Tomando forma natural, penetra no direito, na administração, como momento
necessariamente anterior à fruição e como realidade independente dos sujeitos que
as tornam possíveis.
A metamorfose da relação mercantil numa forma dotada de uma
“objetivação fantasmática” não pode, portanto, limitar-se à transformação
em mercadoria de todos os objetos destinados à satisfação das
necessidades. Ela imprime sua estrutura em toda a consciência do homem;
as propriedades e as faculdades dessa consciência não se ligam mais
somente à unidade orgânica da pessoa, mas aparecem como “coisas” que
o homem pode “possuir” ou “vender”, assim como diversos objetos do
mundo exterior. E não há nenhuma forma natural de relação humana,
tampouco alguma possibilidade para o homem fazer valer suas
“propriedades” físicas e psicológicas que não se submetam, numa
proporção crescente, a essa forma de objetivação (LUKÁCS, 2003, p.222-
223).
Um momento determinando o outro, a objetividade da relação com a
mercadoria, com a subjetivação desta relação, a reificação, servem assim, para
Goldman, como analogia à Marx a cerca da infra-estrutura e super-estrutura, como
momentos interdependentes que se reforçam. De acordo com isto, o processo de
reificação vem a desenvolver a consciência enquanto mero reflexo das formas
tomadas pela produção dentro do sistema capitalista. Isto se dá em razão da tomada
do modelo mercantil da totalidade das expressões de experiências direcionadas à
fruição, havendo a possibilidade de sua transformação positiva somente através da
consciência ativa, capaz de apreender estes esquemas não percebidos. Tal divisão,
salienta o autor, deve levar em conta necessariamente as expressões, o
comportamento dos indivíduos, pois segundo o mesmo não há um recorte entre
determinado setor da consciência, como a divisão entre racional e afetivo,
constituindo os indivíduos, assim como grupos, totalidade a ser analisada de acordo
com o conjunto das expressões, em um sentido da práxis, sendo a mesmo coerente
com a totalidade das experiências, a vivência de um grupo ou sujeito.
Sendo específico do modo de produção capitalista, a consciência passiva,
forma que domina a maneira como são compreendidas as relações sociais no
48
período atual, ocorre em razão do processo de reificação que contamina todos os
setores não especificamente econômicos da vida através de sua transformação em
mercadorias, suporte de valor-de-troca.

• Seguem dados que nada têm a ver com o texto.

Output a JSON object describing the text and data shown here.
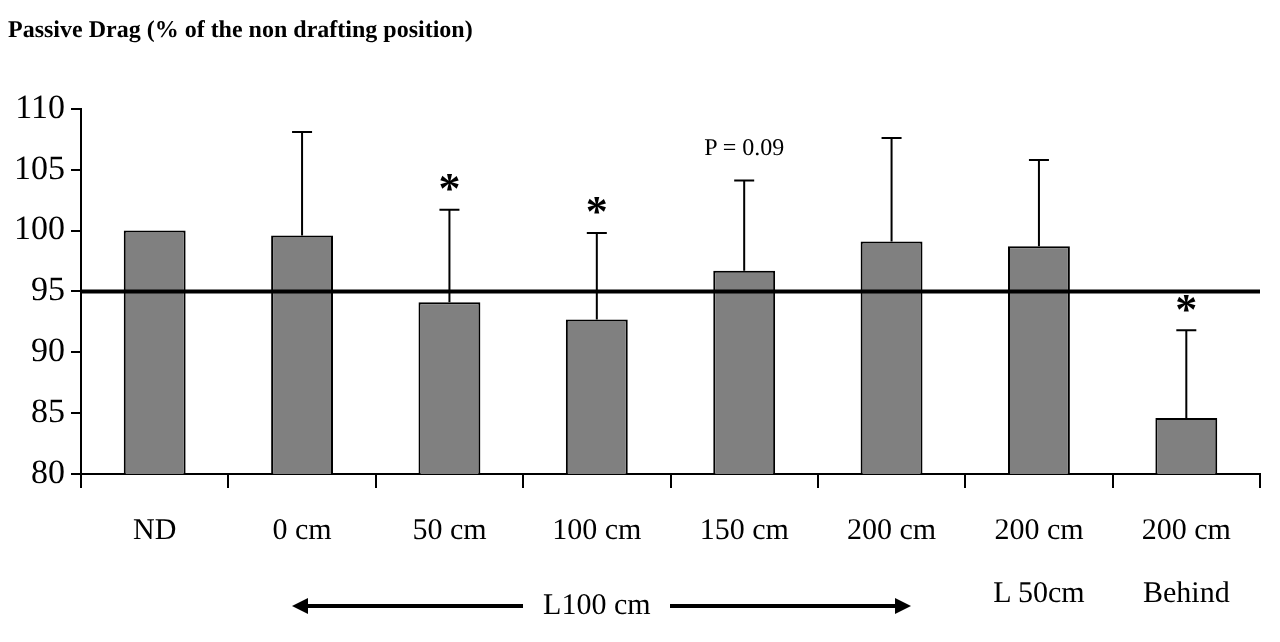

Todas as atividades ou objetos que eram
realizados como fim, em razão de seu uso, sua fruição, são agora apreendidos pelo
econômico que tende a “esvaziá-las por dentro”, tirando a originalidade e
subvertendo o objetivo destas expressões antes autônomas, não ligadas à obtenção
de lucro.
Tal transformação não é percebida pelas pessoas em razão da alienação
referente ao processo produtivo, compreendendo estas expressões como naturais e
exteriores. Ainda, tal incorporação de setores antes autônomos ao econômico, só se
tornou possível em razão das proporções tomadas pelo sistema mercantil ao se
tornar relação societal dominante. Neste modelo de organização os produtores e
consumidores são abstraídos em razão da distância entre si, sendo as mercadorias a
corporificação das relações que as produziram, ultrapassando diferenças culturais e
sociais, fazendo-se presente enquanto ente imediatamente perceptível e
independente de quem as fez. Estas mercadorias realizam o seu ciclo através da
busca do lucro pelos capitais individuais, substituindo entidades reguladoras das
necessidades pelo mercado.
Desta forma, produzir no modelo capitalista tem como objetivo final a
obtenção de lucro, o qual se dá na realização das mercadorias, produto que encerra
em si determinado valor-de-troca. Para tal se realizar é necessário que todas as
mercadorias sejam comparáveis qualitativamente no que se refere a este valor,
modificando a quantidade, tempo de trabalho despendido nestas, trabalho abstrato
em geral. São comparáveis porque são resultado de dispêndio de força-de-trabalho,
o qual se dá dentro de relações sociais determinadas e comuns. Por esta razão, a
mensuração do valor em uma unidade socialmente aceita, como dinheiro, são
intercambiáveis.
Também, só vêm a se tornar novamente valor-de-uso na esfera privada,
quando passar por todo circuito do mercado antes de chegar a tal estágio. O
resultado deste processo, segundo Goldman, é que o momento do uso, da
satisfação do consumo, se dá no mundo privado, familiar, o qual é identificado com
solidariedade em que se satisfazem as necessidades sem haver a intermediação de
segunda ordem; e o momento coletivo, relacional amplo das relações sociais, o
49
intercâmbio, no qual se realiza a troca, é identificado com a desumanização,
egoísmo, mera relação mercantil quantitativa. Tem de colocar-se enquanto
mercadoria, vender sua força-de-trabalho disputando no mercado de trabalho com
outras pessoas em semelhante situação. Sendo assim, as relações não diretamente
familiares, fora da vida privada, são tidas como antagônicas à solidariedade,
contrapondo-se o valor-de-uso ao valor-de-troca e não importando imediatamente a
satisfação das necessidades fora do campo meramente individual, solitário ou
familiar.
Como a satisfação das necessidades é realizada individualmente, servindo a
produção para realização do valor-de-troca, formas que se referem diretamente à
obtenção do ganho particular, os modos de produção que visam à conservação de
características sistemicamente qualitativas, mas não econômicas, no sentido de
corte de custos, tende a ser desconsiderado. A observância dos processos
qualitativos da produção são considerados, desde que sejam rentáveis, tais como os
ligados à preservação ambiental, por exemplo, pois os aspectos não
comercializáveis são ignorados. Nas palavras do autor:
Também é verdade que o desenvolvimento da produção capitalista,
baseada no fator puramente quantitativo do valor-de-troca, fechou
progressivamente a compreensão dos homens aos elementos qualitativos e
sensíveis do mundo natural. A sensibilidade a esses elementos tornou-se
cada vez mais um privilégio “dos poetas, das crianças e das mulheres”, isto
é, dos indivíduos à margem da vida econômica (GOLDMAN,1979, p. 121).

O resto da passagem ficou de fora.